Au cours d’une session dédiée à la prévention chez les jeunes1, Arushi Singh, une Indienne de 24 ans, volontaire au conseil régional pour l’Asie du Sud de l’International Planned Parenthood Federation, prend la parole. Soutenant l’approche CNN (pour condom, needle exchange, negociation – préservatif, échange de seringues, négociation), elle expose à l’assistance la situation de bon nombre d’adolescentes dans son pays: abus sexuels au sein des familles et mariages forcés dès l’âge de 14 ans à des hommes nettement plus âgés sont au coeur de la condition féminine aujourd’hui en Inde. Elle met aussi l’accent sur les risques encourus par une population d’adolescentes maintenues volontairement dans la plus grande ignorance en matière de sexualité jusqu’au jour du mariage, ce qui entraîne de nombreux comportements à risques et des traumatismes. Son intervention est particulièrement centrée sur la situation des jeunes filles de son pays et du sud de l’Asie en général. Elle tend à prouver que l’approche ABC (abstinence, be faithful, condom – abstinence, fidélité, préservatif) est parfaitement irréaliste dans le cadre de la prévention dirigée vers ces jeunes filles : comment pourraient-elles invoquer le droit à l’abstinence ou exiger la fidélité lorsque le mot qui désigne le mari dans plusieurs pays d’Asie du sud signifie littéralement "Dieu" ? Au sein de son organisation, Arushi Singh défend le droit à une information complète et sans tabou sur la sexualité, les risques qui y sont liés et l’usage du préservatif : "A l’époque du sida et en tant que membres de la génération sida, nous avons le droit d’être pleinement informés sur la sexualité, le sexe, la négociation du préservatif, et les différents choix qui s’offrent à nous. Parce que nous finirons bien par savoir ce qu’il en est, que vous acceptiez de nous en parler ou non. Et si vous ne m’aidez pas, je me tournerai vers mes amis, vers la télévision, vers les vidéos ou les magazines porno ou, pire, vers quelqu’un qui est plus âgé que moi, plus expérimenté."

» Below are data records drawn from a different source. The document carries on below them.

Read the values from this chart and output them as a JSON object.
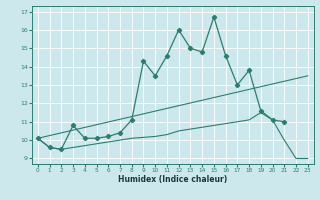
{
  "xlabel": "Humidex (Indice chaleur)",
  "line_color": "#2d7d6e",
  "bg_color": "#cce8ec",
  "grid_color": "#b0d5da",
  "xlim": [
    -0.5,
    23.5
  ],
  "ylim": [
    8.7,
    17.3
  ],
  "yticks": [
    9,
    10,
    11,
    12,
    13,
    14,
    15,
    16,
    17
  ],
  "xticks": [
    0,
    1,
    2,
    3,
    4,
    5,
    6,
    7,
    8,
    9,
    10,
    11,
    12,
    13,
    14,
    15,
    16,
    17,
    18,
    19,
    20,
    21,
    22,
    23
  ],
  "line1_x": [
    0,
    1,
    2,
    3,
    4,
    5,
    6,
    7,
    8,
    9,
    10,
    11,
    12,
    13,
    14,
    15,
    16,
    17,
    18,
    19,
    20,
    21
  ],
  "line1_y": [
    10.1,
    9.6,
    9.5,
    10.8,
    10.1,
    10.1,
    10.2,
    10.4,
    11.1,
    14.3,
    13.5,
    14.6,
    16.0,
    15.0,
    14.8,
    16.7,
    14.6,
    13.0,
    13.8,
    11.6,
    11.1,
    11.0
  ],
  "line2_x": [
    0,
    23
  ],
  "line2_y": [
    10.1,
    13.5
  ],
  "line3_x": [
    0,
    1,
    2,
    3,
    4,
    5,
    6,
    7,
    8,
    9,
    10,
    11,
    12,
    13,
    14,
    15,
    16,
    17,
    18,
    19,
    20,
    21,
    22,
    23
  ],
  "line3_y": [
    10.1,
    9.6,
    9.5,
    9.6,
    9.7,
    9.8,
    9.9,
    10.0,
    10.1,
    10.15,
    10.2,
    10.3,
    10.5,
    10.6,
    10.7,
    10.8,
    10.9,
    11.0,
    11.1,
    11.5,
    11.1,
    10.0,
    9.0,
    9.0
  ]
}
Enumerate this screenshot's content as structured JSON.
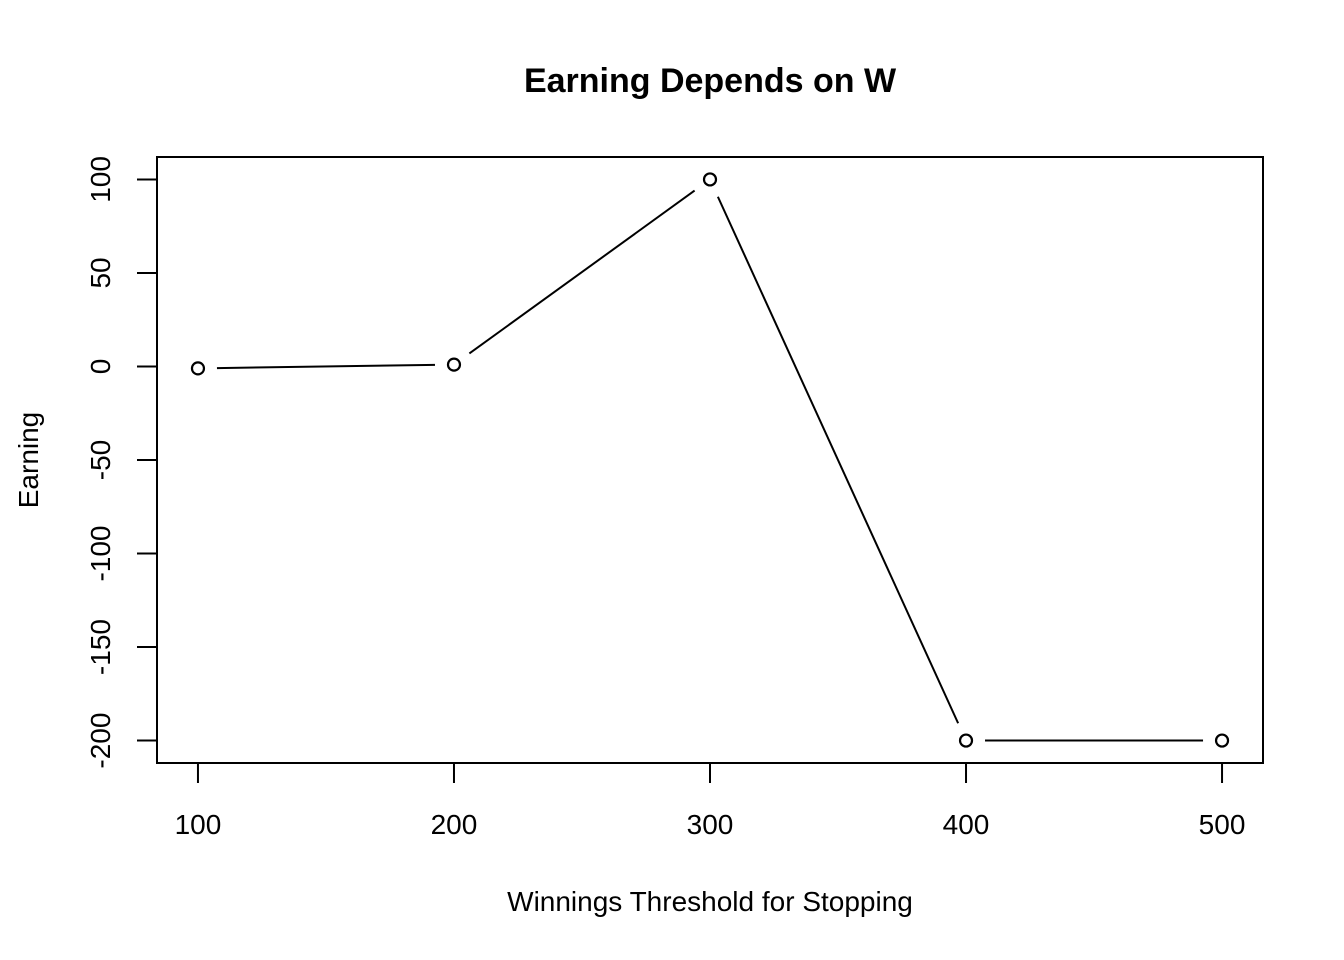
{
  "chart_data": {
    "type": "line",
    "title": "Earning Depends on W",
    "xlabel": "Winnings Threshold for Stopping",
    "ylabel": "Earning",
    "x": [
      100,
      200,
      300,
      400,
      500
    ],
    "series": [
      {
        "values": [
          -1,
          1,
          100,
          -200,
          -200
        ]
      }
    ],
    "xticks": [
      "100",
      "200",
      "300",
      "400",
      "500"
    ],
    "yticks": [
      "-200",
      "-150",
      "-100",
      "-50",
      "0",
      "50",
      "100"
    ],
    "xlim": [
      84,
      516
    ],
    "ylim": [
      -212,
      112
    ],
    "grid": false,
    "marker": "open-circle",
    "line_color": "#000000"
  }
}
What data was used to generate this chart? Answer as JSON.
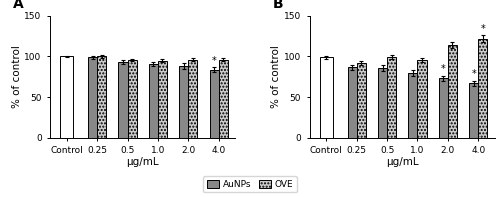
{
  "panel_A": {
    "label": "A",
    "categories": [
      "Control",
      "0.25",
      "0.5",
      "1.0",
      "2.0",
      "4.0"
    ],
    "aunps_values": [
      100,
      99,
      93,
      91,
      88,
      84
    ],
    "aunps_sem": [
      1.0,
      1.5,
      2.5,
      2.5,
      3.5,
      2.5
    ],
    "ove_values": [
      null,
      100,
      96,
      95,
      96,
      96
    ],
    "ove_sem": [
      null,
      1.5,
      1.5,
      2.0,
      2.0,
      2.0
    ],
    "aunps_star": [
      false,
      false,
      false,
      false,
      false,
      true
    ],
    "ove_star": [
      false,
      false,
      false,
      false,
      false,
      false
    ],
    "ylabel": "% of control",
    "xlabel": "μg/mL",
    "ylim": [
      0,
      150
    ],
    "yticks": [
      0,
      50,
      100,
      150
    ]
  },
  "panel_B": {
    "label": "B",
    "categories": [
      "Control",
      "0.25",
      "0.5",
      "1.0",
      "2.0",
      "4.0"
    ],
    "aunps_values": [
      99,
      87,
      86,
      80,
      73,
      67
    ],
    "aunps_sem": [
      1.5,
      3.0,
      4.0,
      3.5,
      3.5,
      3.0
    ],
    "ove_values": [
      null,
      92,
      99,
      96,
      114,
      122
    ],
    "ove_sem": [
      null,
      3.0,
      2.5,
      2.5,
      3.5,
      4.0
    ],
    "aunps_star": [
      false,
      false,
      false,
      false,
      true,
      true
    ],
    "ove_star": [
      false,
      false,
      false,
      false,
      false,
      true
    ],
    "ylabel": "% of control",
    "xlabel": "μg/mL",
    "ylim": [
      0,
      150
    ],
    "yticks": [
      0,
      50,
      100,
      150
    ]
  },
  "bar_width": 0.3,
  "aunps_color": "#888888",
  "aunps_edgecolor": "#000000",
  "ove_hatch": ".....",
  "ove_facecolor": "#cccccc",
  "ove_edgecolor": "#000000",
  "control_color": "#ffffff",
  "control_edgecolor": "#000000",
  "legend_labels": [
    "AuNPs",
    "OVE"
  ],
  "star_fontsize": 7,
  "tick_fontsize": 6.5,
  "axis_label_fontsize": 7.5
}
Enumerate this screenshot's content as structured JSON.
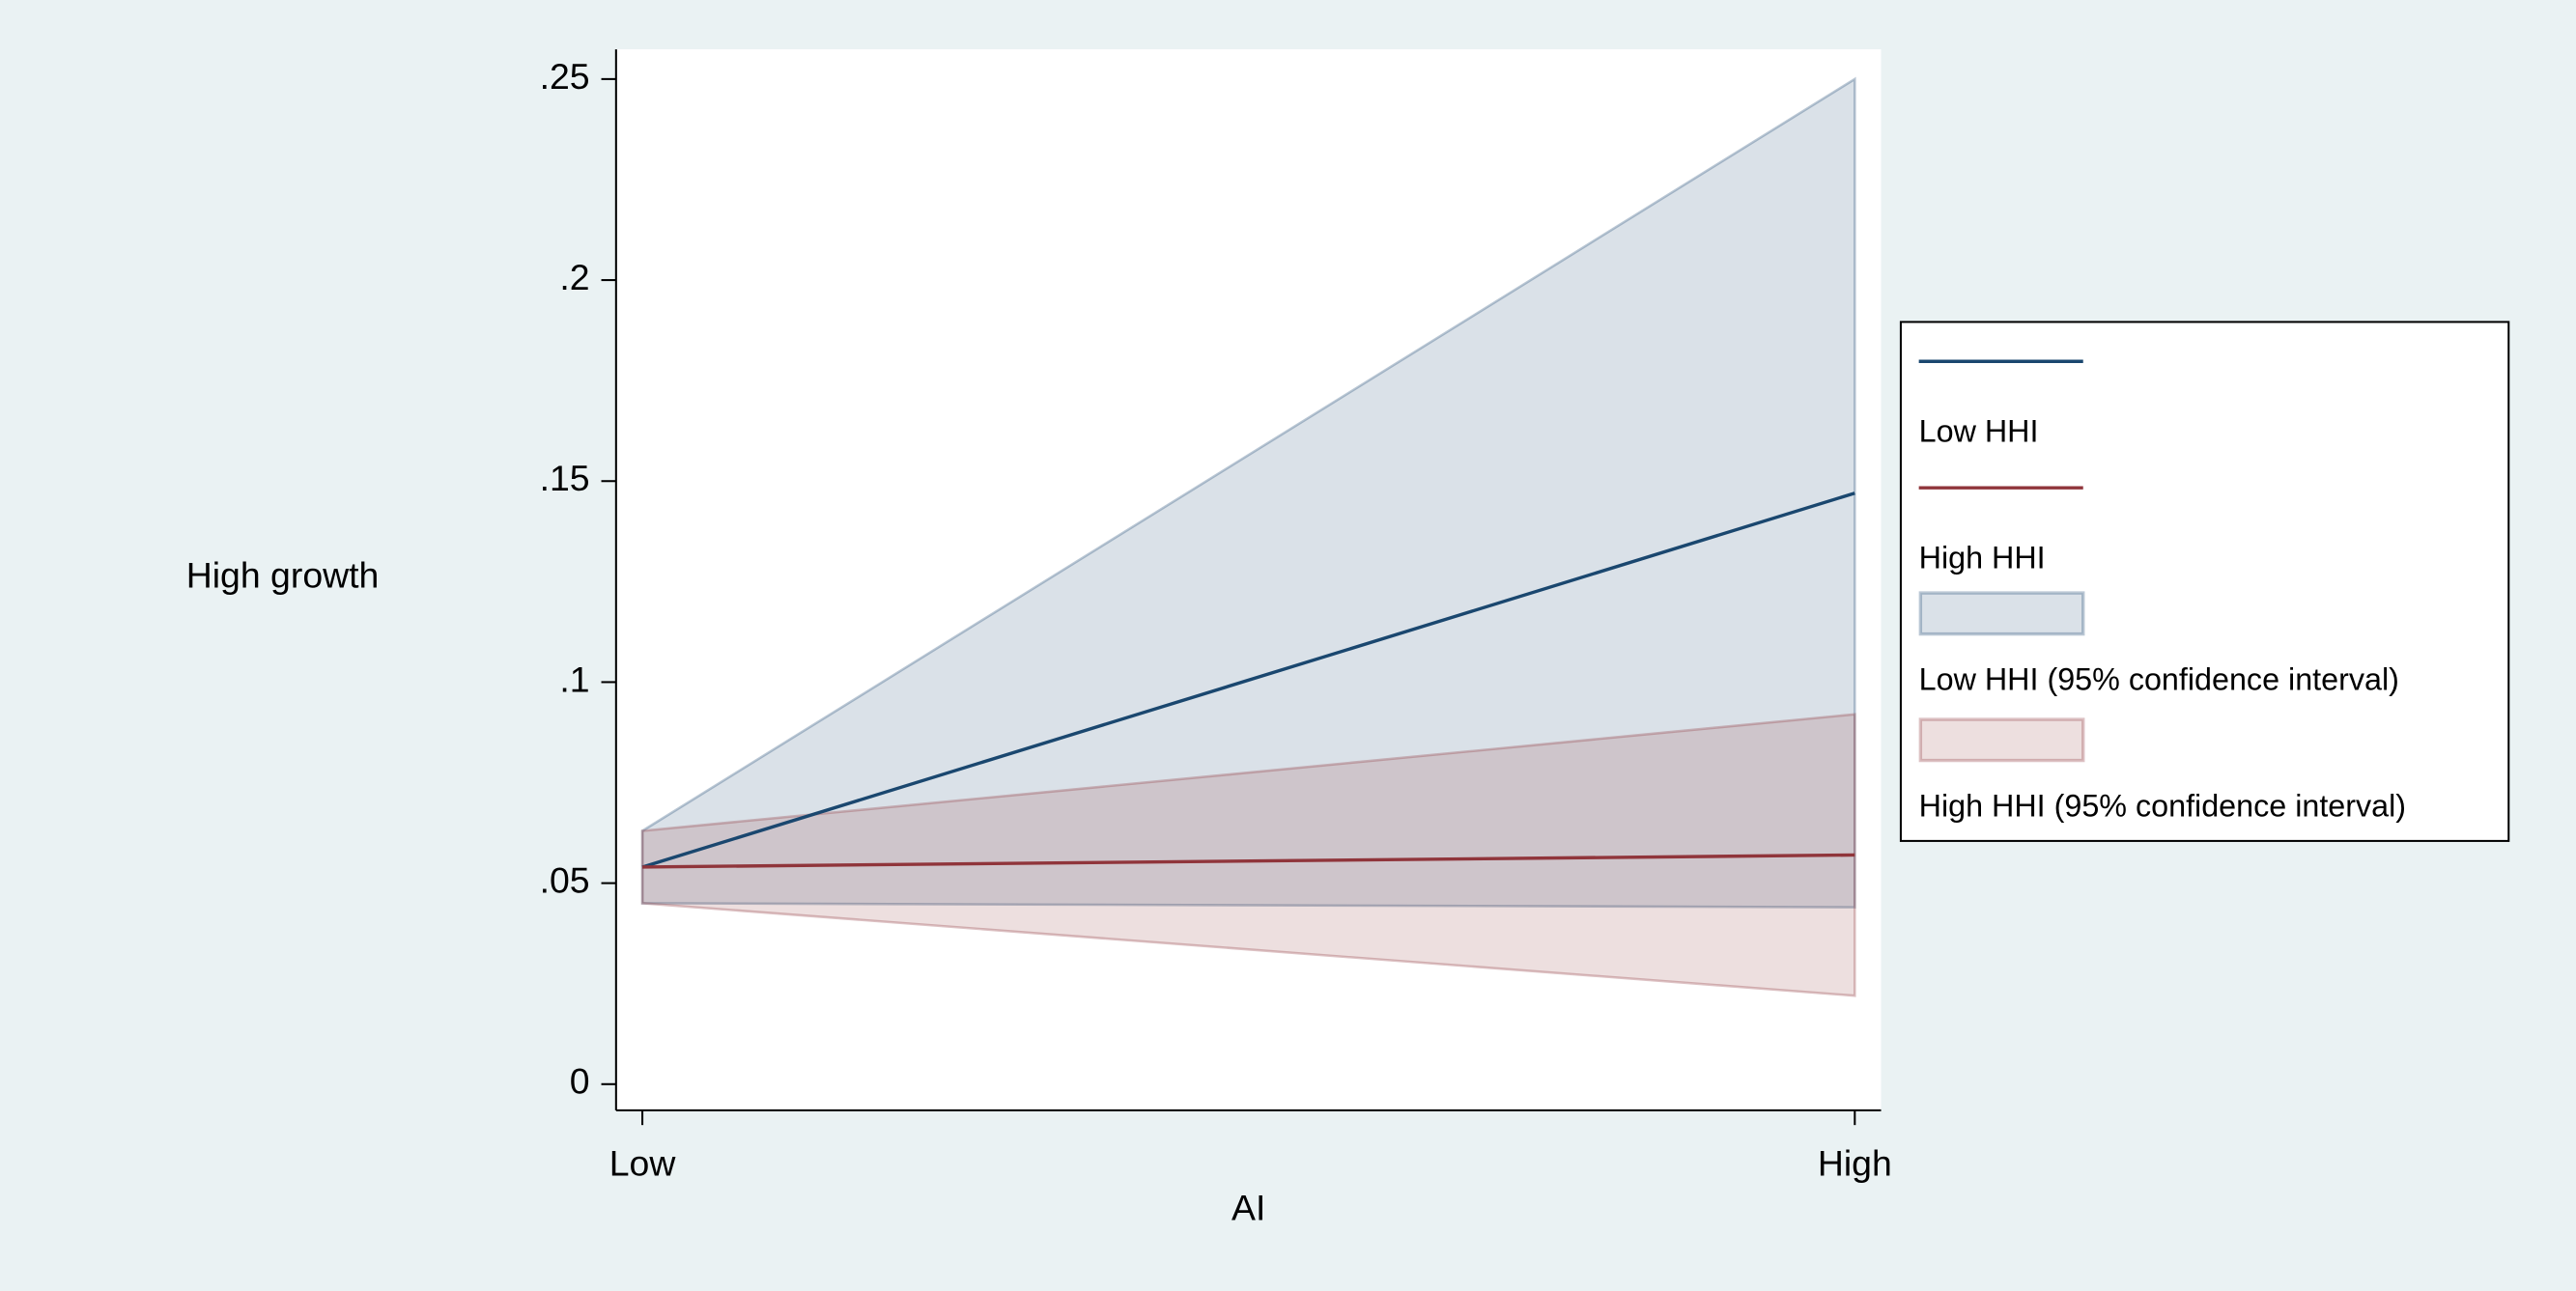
{
  "chart_data": {
    "type": "line",
    "x_label": "AI",
    "y_label": "High growth",
    "categories": [
      "Low",
      "High"
    ],
    "ylim": [
      -0.0065,
      0.2574
    ],
    "yticks": [
      0,
      {
        "value": 0.05,
        "label": ".05"
      },
      {
        "value": 0.1,
        "label": ".1"
      },
      {
        "value": 0.15,
        "label": ".15"
      },
      {
        "value": 0.2,
        "label": ".2"
      },
      {
        "value": 0.25,
        "label": ".25"
      }
    ],
    "series": [
      {
        "name": "Low HHI",
        "color": "#1a476f",
        "values": [
          0.054,
          0.147
        ]
      },
      {
        "name": "High HHI",
        "color": "#90353b",
        "values": [
          0.054,
          0.057
        ]
      }
    ],
    "bands": [
      {
        "name": "Low HHI (95% confidence interval)",
        "color": "#1a476f",
        "lower": [
          0.045,
          0.044
        ],
        "upper": [
          0.063,
          0.25
        ]
      },
      {
        "name": "High HHI (95% confidence interval)",
        "color": "#90353b",
        "lower": [
          0.045,
          0.022
        ],
        "upper": [
          0.063,
          0.092
        ]
      }
    ]
  }
}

En face, un jeune Ougandais, Simon Peter Genaba, se met à défendre le rôle des campagnes ABC dans la réduction récente de la prévalence du VIH/sida dans son pays. Il raconte que lorsque d’autres jeunes de son université lui ont parlé de l’abstinence et de la fidélité, ils l’ont ainsi encouragé à s’interroger sur ses propres comportements. Il n’utilisait pas alors systématiquement le préservatif et prenait donc certains risques. Il s’est informé sur la réalité des risques qu’il encourait puis a décidé de devenir abstinent jusqu’au jour de son mariage. Selon lui, le choix de l’abstinence doit se faire de manière éclairée et après avoir été informé des autres méthodes de prévention, telles que le préservatif. Il considère que les jeunes ont en eux la force de résister et de tenir cet engagement. Il va même plus loin : le risque nul face au danger du VIH/sida n’existerait que dans la solution ABC: "Je suis pour l’abstinence et pour le changement de comportement et pas tellement pour le préservatif, parce que le A et le B de ABC seuls peuvent vous donner une garantie d’efficacité. Ils vous écartent complètement du risque. Ils vous soustraient de l’environnement dans lequel vous pourriez facilement attraper le sida."
La session s’anime, les deux jeunes leaders n’hésitant pas à solliciter les réactions et encouragements de la salle : l’intervention de la jeune Indienne est saluée par des applaudissements et des commentaires enthousiastes, tandis que les liens entre la méthode ABC et les programmes de prévention mis en place et financés par l’administration Bush, principalement axés sur l’abstinence jusqu’au mariage et la fidélité, sont montrés du doigt.

Une Youth Force très attendue

Pour la première fois depuis sa première édition, en 1985 à Atlanta, la Conférence mondiale sur le sida comportait un programme spécifique de sessions réalisées par et pour des jeunes. Lors de la conférence de Barcelone il y a deux ans, on ne comptait que 200 inscrits âgés de moins de 30 ans sur un total de 15000 délégués; c’est là l’un des constats qui a alors motivé ces mêmes jeunes à se constituer en réseau pour optimiser leur présence et leur visibilité durant cette conférence de Barcelone. Ainsi est née la Youth Force, un réseau international de jeunes activistes secondés par des professionnels plus expérimentés. Ce réseau rassemble de nombreuses organisations du monde entier qui ont pour point commun de mener des actions avec et en faveur des jeunes.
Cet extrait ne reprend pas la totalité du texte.